Rolling his mirthful eyes, he reiterated, "Rob!" And he wondered aloud, "Is pizza delivery CC and Rs-sanctioned? Hmm… Time to test the waters."

Scully veered in close enough to whisper in his left ear, "Don't forget garlic knots." In the spirit of their undercover playacting, she gave the shell of his ear a peck.

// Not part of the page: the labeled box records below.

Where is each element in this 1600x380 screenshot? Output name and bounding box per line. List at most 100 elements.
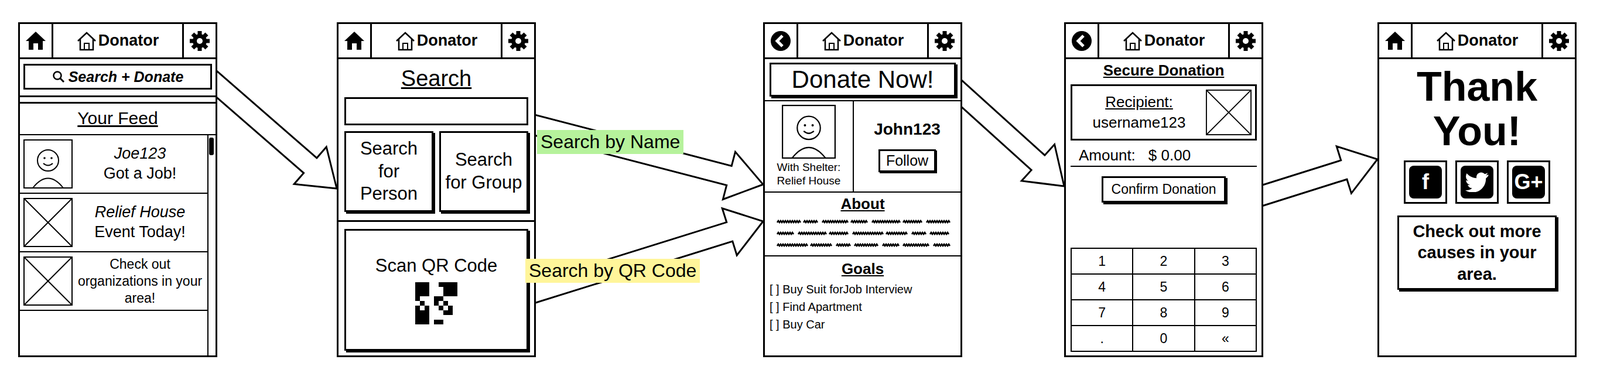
keypad-key[interactable]: 6 <box>1195 274 1256 300</box>
keypad-key[interactable]: 7 <box>1071 300 1133 326</box>
logo-text: Donator <box>843 31 905 50</box>
house-icon <box>395 31 416 51</box>
magnifier-icon <box>52 70 66 84</box>
feed-item-text: Event Today! <box>94 222 186 243</box>
logo-text: Donator <box>416 31 478 50</box>
app-logo: Donator <box>798 24 928 58</box>
settings-button[interactable] <box>1541 24 1575 58</box>
gear-icon[interactable] <box>1547 29 1571 53</box>
scrollbar-thumb[interactable] <box>209 137 214 156</box>
search-type-button[interactable]: Search for Person <box>344 131 434 213</box>
nav-button[interactable] <box>19 24 54 58</box>
connector-label: Search by QR Code <box>525 258 700 283</box>
keypad-key[interactable]: 5 <box>1133 274 1194 300</box>
scan-qr-button[interactable]: Scan QR Code <box>344 228 529 351</box>
twitter-bird-icon <box>1465 172 1489 193</box>
nav-button[interactable] <box>338 24 372 58</box>
house-icon <box>1122 31 1143 51</box>
keypad-key[interactable]: . <box>1071 326 1133 351</box>
goals-title: Goals <box>769 260 956 281</box>
feed-item-text: Check out organizations in your area! <box>76 255 204 307</box>
connector-label: Search by Name <box>537 130 684 155</box>
flow-arrow-icon <box>204 71 337 189</box>
donate-now-button[interactable]: Donate Now! <box>769 62 956 97</box>
share-button[interactable] <box>1455 160 1499 204</box>
avatar-icon <box>23 139 73 189</box>
goal-item[interactable]: [ ] Buy Suit forJob Interview <box>769 280 956 299</box>
image-placeholder-icon <box>1205 89 1252 136</box>
settings-button[interactable] <box>927 24 961 58</box>
keypad-key[interactable]: « <box>1195 326 1256 351</box>
gear-icon[interactable] <box>1234 29 1257 53</box>
share-button[interactable]: G+ <box>1506 160 1551 204</box>
about-title: About <box>840 195 885 216</box>
feed-item[interactable]: Relief HouseEvent Today! <box>19 193 208 253</box>
app-header: Donator <box>1379 24 1575 60</box>
recipient-name: username123 <box>1092 112 1186 133</box>
storyboard: DonatorSearch + DonateYour FeedJoe123Got… <box>0 0 1600 380</box>
keypad-key[interactable]: 1 <box>1071 248 1133 274</box>
username: John123 <box>873 120 941 139</box>
settings-button[interactable] <box>1228 24 1262 58</box>
app-logo: Donator <box>371 24 501 58</box>
feed-item-text: Got a Job! <box>103 163 177 184</box>
home-icon[interactable] <box>343 29 366 53</box>
feed-item[interactable]: Joe123Got a Job! <box>19 135 208 194</box>
goals-section: Goals[ ] Buy Suit forJob Interview[ ] Fi… <box>764 256 961 337</box>
search-title: Search <box>338 59 535 98</box>
feed-item[interactable]: Check out organizations in your area! <box>19 252 208 311</box>
gear-icon[interactable] <box>507 29 530 53</box>
keypad-key[interactable]: 3 <box>1195 248 1256 274</box>
donation-title: Secure Donation <box>1065 59 1262 82</box>
social-glyph: G+ <box>1513 171 1543 193</box>
thank-you-title: Thank You! <box>1379 59 1575 159</box>
logo-text: Donator <box>1144 31 1206 50</box>
keypad-key[interactable]: 4 <box>1071 274 1133 300</box>
affiliation: With Shelter:Relief House <box>777 161 841 188</box>
home-icon[interactable] <box>1383 29 1407 53</box>
more-causes-button[interactable]: Check out more causes in your area. <box>1397 215 1557 290</box>
confirm-donation-button[interactable]: Confirm Donation <box>1101 176 1227 203</box>
keypad-key[interactable]: 8 <box>1133 300 1194 326</box>
home-icon[interactable] <box>24 29 47 53</box>
feed-item-name: Relief House <box>94 202 186 223</box>
search-donate-button[interactable]: Search + Donate <box>23 63 213 90</box>
app-header: Donator <box>764 24 961 60</box>
goal-item[interactable]: [ ] Find Apartment <box>769 298 956 316</box>
back-icon[interactable] <box>1070 29 1093 53</box>
logo-text: Donator <box>1457 31 1519 50</box>
follow-button[interactable]: Follow <box>878 149 936 173</box>
keypad-key[interactable]: 2 <box>1133 248 1194 274</box>
search-type-button[interactable]: Search for Group <box>439 131 529 213</box>
scrollbar[interactable] <box>207 135 216 356</box>
nav-button[interactable] <box>1379 24 1413 58</box>
gear-icon[interactable] <box>933 29 956 53</box>
house-icon <box>821 31 842 51</box>
search-buttons: Search for PersonSearch for Group <box>338 131 535 222</box>
keypad: 123 456 789.0« <box>1070 247 1257 352</box>
app-header: Donator <box>1065 24 1262 60</box>
amount-field[interactable]: Amount:$ 0.00 <box>1070 142 1257 167</box>
settings-button[interactable] <box>182 24 216 58</box>
phone-screen: Donator Search Search for PersonSearch for… <box>336 22 536 358</box>
gear-icon[interactable] <box>188 29 211 53</box>
goal-item[interactable]: [ ] Buy Car <box>769 315 956 334</box>
house-icon <box>76 31 97 51</box>
settings-button[interactable] <box>500 24 535 58</box>
house-icon <box>1436 31 1456 51</box>
app-header: Donator <box>338 24 535 60</box>
app-logo: Donator <box>1412 24 1542 58</box>
nav-button[interactable] <box>1065 24 1100 58</box>
recipient-card: Recipient:username123 <box>1070 84 1257 141</box>
keypad-key[interactable]: 0 <box>1133 326 1194 351</box>
back-icon[interactable] <box>769 29 792 53</box>
search-field[interactable] <box>344 97 529 126</box>
keypad-key[interactable]: 9 <box>1195 300 1256 326</box>
about-section: About <box>764 192 961 257</box>
nav-button[interactable] <box>764 24 799 58</box>
about-text-scribble-icon <box>774 215 951 252</box>
share-button[interactable]: f <box>1403 160 1448 204</box>
feed-item-name: Joe123 <box>114 144 167 164</box>
amount-label: Amount: <box>1078 146 1136 165</box>
app-logo: Donator <box>53 24 183 58</box>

Mulder snagged her arm at the precise moment she moved to swerve away. "One, possibly two pizzas, minus chloral hydrate, and garlic knots. You got it, Laura." He avidly returned Scully's mildly romantic gesture by taking her in his arms, skillfully dipping and snapping her up. The flash of her red hair was like waving a red cape. No woman could compete with his Scully. "Garlic's aphrodisiacal properties are highly respected due to its appreciable allicin content. Which, under these circumstances, calls for placing a double order of knots." Waggling his eyebrows, he rakishly continued, "We'll make it a real red hot night, wifey."

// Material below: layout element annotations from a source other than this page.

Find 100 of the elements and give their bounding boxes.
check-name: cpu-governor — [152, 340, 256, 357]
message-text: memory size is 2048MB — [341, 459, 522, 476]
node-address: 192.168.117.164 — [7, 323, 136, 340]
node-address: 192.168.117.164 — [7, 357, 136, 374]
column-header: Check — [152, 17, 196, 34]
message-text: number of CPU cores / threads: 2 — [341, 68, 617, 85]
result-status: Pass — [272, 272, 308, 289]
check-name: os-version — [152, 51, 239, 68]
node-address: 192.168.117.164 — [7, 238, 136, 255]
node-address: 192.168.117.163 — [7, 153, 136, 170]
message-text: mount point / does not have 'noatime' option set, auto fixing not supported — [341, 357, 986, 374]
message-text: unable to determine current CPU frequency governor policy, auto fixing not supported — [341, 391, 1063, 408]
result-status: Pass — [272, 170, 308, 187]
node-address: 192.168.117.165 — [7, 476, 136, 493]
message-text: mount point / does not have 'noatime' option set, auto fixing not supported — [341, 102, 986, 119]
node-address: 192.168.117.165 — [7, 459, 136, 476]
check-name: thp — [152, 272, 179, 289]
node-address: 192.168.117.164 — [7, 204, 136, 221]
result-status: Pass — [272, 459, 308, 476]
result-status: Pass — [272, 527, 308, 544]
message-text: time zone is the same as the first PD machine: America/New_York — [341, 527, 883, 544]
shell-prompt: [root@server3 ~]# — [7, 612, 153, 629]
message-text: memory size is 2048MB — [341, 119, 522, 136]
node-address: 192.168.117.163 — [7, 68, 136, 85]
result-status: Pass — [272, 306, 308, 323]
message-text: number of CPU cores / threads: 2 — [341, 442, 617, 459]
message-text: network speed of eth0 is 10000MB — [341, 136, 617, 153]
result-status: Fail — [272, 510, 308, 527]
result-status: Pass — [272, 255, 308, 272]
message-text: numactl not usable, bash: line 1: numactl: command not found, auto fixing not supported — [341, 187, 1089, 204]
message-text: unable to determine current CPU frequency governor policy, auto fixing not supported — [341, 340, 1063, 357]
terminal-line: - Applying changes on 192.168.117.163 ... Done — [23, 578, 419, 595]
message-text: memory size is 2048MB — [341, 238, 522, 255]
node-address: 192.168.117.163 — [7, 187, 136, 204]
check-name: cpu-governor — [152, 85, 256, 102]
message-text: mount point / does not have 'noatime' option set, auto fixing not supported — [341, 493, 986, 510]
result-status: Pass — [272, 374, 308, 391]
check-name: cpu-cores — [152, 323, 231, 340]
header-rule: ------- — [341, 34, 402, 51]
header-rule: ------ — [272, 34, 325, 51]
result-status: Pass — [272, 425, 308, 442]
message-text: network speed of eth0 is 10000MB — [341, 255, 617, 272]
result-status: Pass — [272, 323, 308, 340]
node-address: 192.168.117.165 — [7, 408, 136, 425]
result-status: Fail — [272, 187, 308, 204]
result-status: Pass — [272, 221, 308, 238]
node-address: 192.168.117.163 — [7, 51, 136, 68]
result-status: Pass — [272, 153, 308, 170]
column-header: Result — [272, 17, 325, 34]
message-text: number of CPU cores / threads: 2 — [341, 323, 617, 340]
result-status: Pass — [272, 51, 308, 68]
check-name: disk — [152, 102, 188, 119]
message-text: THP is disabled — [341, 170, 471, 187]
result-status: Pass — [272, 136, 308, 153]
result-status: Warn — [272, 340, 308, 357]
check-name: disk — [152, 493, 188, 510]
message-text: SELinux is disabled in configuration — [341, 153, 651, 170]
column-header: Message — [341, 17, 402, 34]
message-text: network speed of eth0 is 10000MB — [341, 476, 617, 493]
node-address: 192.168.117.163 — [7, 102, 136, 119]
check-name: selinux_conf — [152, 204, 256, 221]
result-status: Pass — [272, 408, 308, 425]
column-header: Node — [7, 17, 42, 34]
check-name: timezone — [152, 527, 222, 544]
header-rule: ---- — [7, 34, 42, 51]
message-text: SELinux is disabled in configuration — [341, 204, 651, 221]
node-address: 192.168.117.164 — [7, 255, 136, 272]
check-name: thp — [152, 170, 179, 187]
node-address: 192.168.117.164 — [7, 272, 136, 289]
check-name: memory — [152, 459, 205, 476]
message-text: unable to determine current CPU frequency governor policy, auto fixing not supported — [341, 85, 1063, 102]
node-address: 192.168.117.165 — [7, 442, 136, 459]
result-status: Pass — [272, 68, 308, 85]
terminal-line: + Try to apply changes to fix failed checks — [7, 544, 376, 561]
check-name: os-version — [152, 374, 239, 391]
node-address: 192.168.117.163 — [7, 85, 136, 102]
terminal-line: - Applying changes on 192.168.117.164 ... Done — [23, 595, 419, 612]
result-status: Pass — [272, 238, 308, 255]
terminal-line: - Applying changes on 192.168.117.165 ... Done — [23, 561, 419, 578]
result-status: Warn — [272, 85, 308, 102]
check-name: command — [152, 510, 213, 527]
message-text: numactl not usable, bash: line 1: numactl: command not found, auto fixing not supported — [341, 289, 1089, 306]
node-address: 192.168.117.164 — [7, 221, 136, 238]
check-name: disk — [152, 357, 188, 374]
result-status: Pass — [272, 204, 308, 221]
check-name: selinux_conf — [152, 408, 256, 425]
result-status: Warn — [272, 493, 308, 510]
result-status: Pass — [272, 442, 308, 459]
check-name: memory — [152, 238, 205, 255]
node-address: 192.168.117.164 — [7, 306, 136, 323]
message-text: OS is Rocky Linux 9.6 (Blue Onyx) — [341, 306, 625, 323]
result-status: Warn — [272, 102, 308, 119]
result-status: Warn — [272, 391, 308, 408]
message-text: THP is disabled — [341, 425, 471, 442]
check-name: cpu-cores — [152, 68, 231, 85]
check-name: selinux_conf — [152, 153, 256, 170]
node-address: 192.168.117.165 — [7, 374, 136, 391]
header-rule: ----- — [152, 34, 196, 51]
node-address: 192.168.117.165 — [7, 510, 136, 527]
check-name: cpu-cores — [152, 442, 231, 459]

After worming her way out pf Mulder's bearish, octopus-like grip, Scully barreled for the front door with the ziplock bagged gloppy garbage sample. Before heading out, and with a stoic straight face, she promised, "In your dreams, poopy-head." Before closing it, she reminded, "Extra cheese on my pizza, Rob." She blew him a flurry of theatrical kisses, made a mock lovey-dovey face, then abruptly shut the door behind her.

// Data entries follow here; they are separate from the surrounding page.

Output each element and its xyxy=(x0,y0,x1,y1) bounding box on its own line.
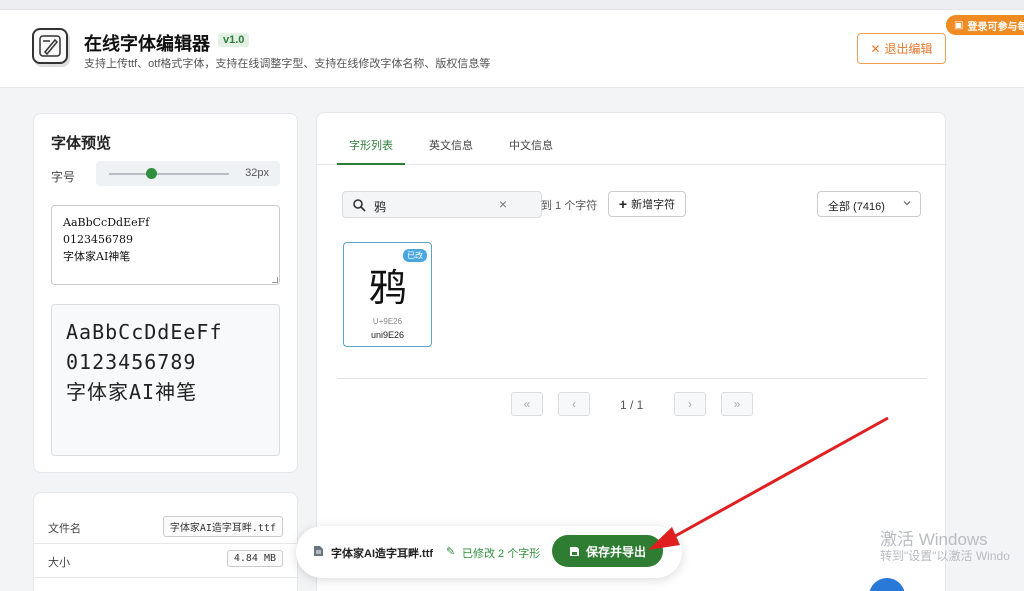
page-indicator: 1 / 1 xyxy=(620,398,644,412)
preview-title: 字体预览 xyxy=(51,135,112,152)
font-size-value: 32px xyxy=(245,167,269,179)
preview-render-area: AaBbCcDdEeFf 0123456789 字体家AI神笔 xyxy=(51,304,280,456)
gift-icon: ▣ xyxy=(954,19,964,31)
save-export-button[interactable]: 保存并导出 xyxy=(552,535,663,567)
font-preview-panel: 字体预览 字号 32px AaBbCcDdEeFf 0123456789 字体家… xyxy=(33,113,298,473)
export-file-name: 字体家AI造字耳畔.ttf xyxy=(331,548,434,560)
search-input[interactable]: 鸦 xyxy=(374,198,386,215)
app-subtitle: 支持上传ttf、otf格式字体，支持在线调整字型、支持在线修改字体名称、版权信息… xyxy=(84,58,491,70)
size-value: 4.84 MB xyxy=(226,550,283,567)
close-icon: ✕ xyxy=(870,41,881,56)
filename-value: 字体家AI造字耳畔.ttf xyxy=(162,516,283,537)
save-export-label: 保存并导出 xyxy=(585,544,646,559)
font-info-panel: 文件名 字体家AI造字耳畔.ttf 大小 4.84 MB xyxy=(33,492,299,591)
filename-label: 文件名 xyxy=(48,523,81,535)
textarea-resize-handle[interactable] xyxy=(272,277,278,283)
search-icon xyxy=(353,199,366,212)
info-row-size: 大小 4.84 MB xyxy=(34,544,299,578)
font-size-slider-track[interactable] xyxy=(109,173,229,175)
promo-label: 登录可参与每 xyxy=(967,21,1024,33)
promo-banner[interactable]: ▣ 登录可参与每 xyxy=(946,15,1024,35)
add-glyph-label: 新增字符 xyxy=(631,199,676,211)
save-bar: 字体家AI造字耳畔.ttf ✎ 已修改 2 个字形 保存并导出 xyxy=(296,526,682,578)
glyph-unicode: U+9E26 xyxy=(372,317,403,326)
glyph-editor-panel: 字形列表 英文信息 中文信息 鸦 × 到 1 个字符 + 新增字符 全部 (74… xyxy=(316,112,947,591)
plus-icon: + xyxy=(618,196,628,212)
clear-search-icon[interactable]: × xyxy=(499,196,507,212)
exit-edit-label: 退出编辑 xyxy=(884,42,933,56)
first-page-button[interactable]: « xyxy=(511,392,543,416)
app-header: 在线字体编辑器 v1.0 支持上传ttf、otf格式字体，支持在线调整字型、支持… xyxy=(0,10,1024,88)
last-page-button[interactable]: » xyxy=(721,392,753,416)
pen-icon xyxy=(39,35,61,57)
font-size-slider-box: 32px xyxy=(96,161,280,186)
font-size-slider-thumb[interactable] xyxy=(146,168,157,179)
tab-english-info[interactable]: 英文信息 xyxy=(417,137,485,165)
glyph-filter-select[interactable]: 全部 (7416) xyxy=(817,191,921,217)
divider xyxy=(337,378,927,379)
glyph-name: uni9E26 xyxy=(370,330,405,340)
pencil-icon: ✎ xyxy=(446,546,456,558)
tab-chinese-info[interactable]: 中文信息 xyxy=(497,137,565,165)
version-badge: v1.0 xyxy=(218,33,250,47)
font-size-label: 字号 xyxy=(51,170,76,184)
exit-edit-button[interactable]: ✕ 退出编辑 xyxy=(857,33,946,64)
modified-count: 已修改 2 个字形 xyxy=(462,548,541,560)
prev-page-button[interactable]: ‹ xyxy=(558,392,590,416)
app-title: 在线字体编辑器 xyxy=(84,34,210,54)
app-logo xyxy=(32,28,68,64)
size-label: 大小 xyxy=(48,557,70,569)
preview-text-input[interactable]: AaBbCcDdEeFf 0123456789 字体家AI神笔 xyxy=(51,205,280,285)
chevron-down-icon xyxy=(903,201,911,206)
next-page-button[interactable]: › xyxy=(674,392,706,416)
tab-bar: 字形列表 英文信息 中文信息 xyxy=(317,113,947,165)
file-icon xyxy=(314,546,323,556)
glyph-card[interactable]: 已改 鸦 U+9E26 uni9E26 xyxy=(343,242,432,347)
match-count: 到 1 个字符 xyxy=(541,200,598,212)
add-glyph-button[interactable]: + 新增字符 xyxy=(608,191,686,217)
tab-glyph-list[interactable]: 字形列表 xyxy=(337,137,405,165)
save-icon xyxy=(569,546,579,556)
windows-watermark-subtitle: 转到"设置"以激活 Windo xyxy=(880,549,1010,563)
glyph-search-box[interactable]: 鸦 × xyxy=(342,191,542,218)
filter-value: 全部 (7416) xyxy=(828,201,885,213)
glyph-preview: 鸦 xyxy=(368,266,407,310)
info-row-filename: 文件名 字体家AI造字耳畔.ttf xyxy=(34,510,299,544)
browser-top-strip xyxy=(0,0,1024,10)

Mulder muttered a slew of iffy words as he stared at the closed door. "Admit it, Scully, one day we won't be playing house. We'll own one. The one we'll call home. At least I want to believe we will." Casually, he went off to the garage to rummage, intent on finding something that would buck the CC&Rs. When he saw the kitschy plastic pink flamingo and seized it, he triumphantly exclaimed, "Eureka! This should do it!"

Planting it firmly on the edge of the garden lawn, a defiant 'Rob Petrie' challenged, "Bring it!"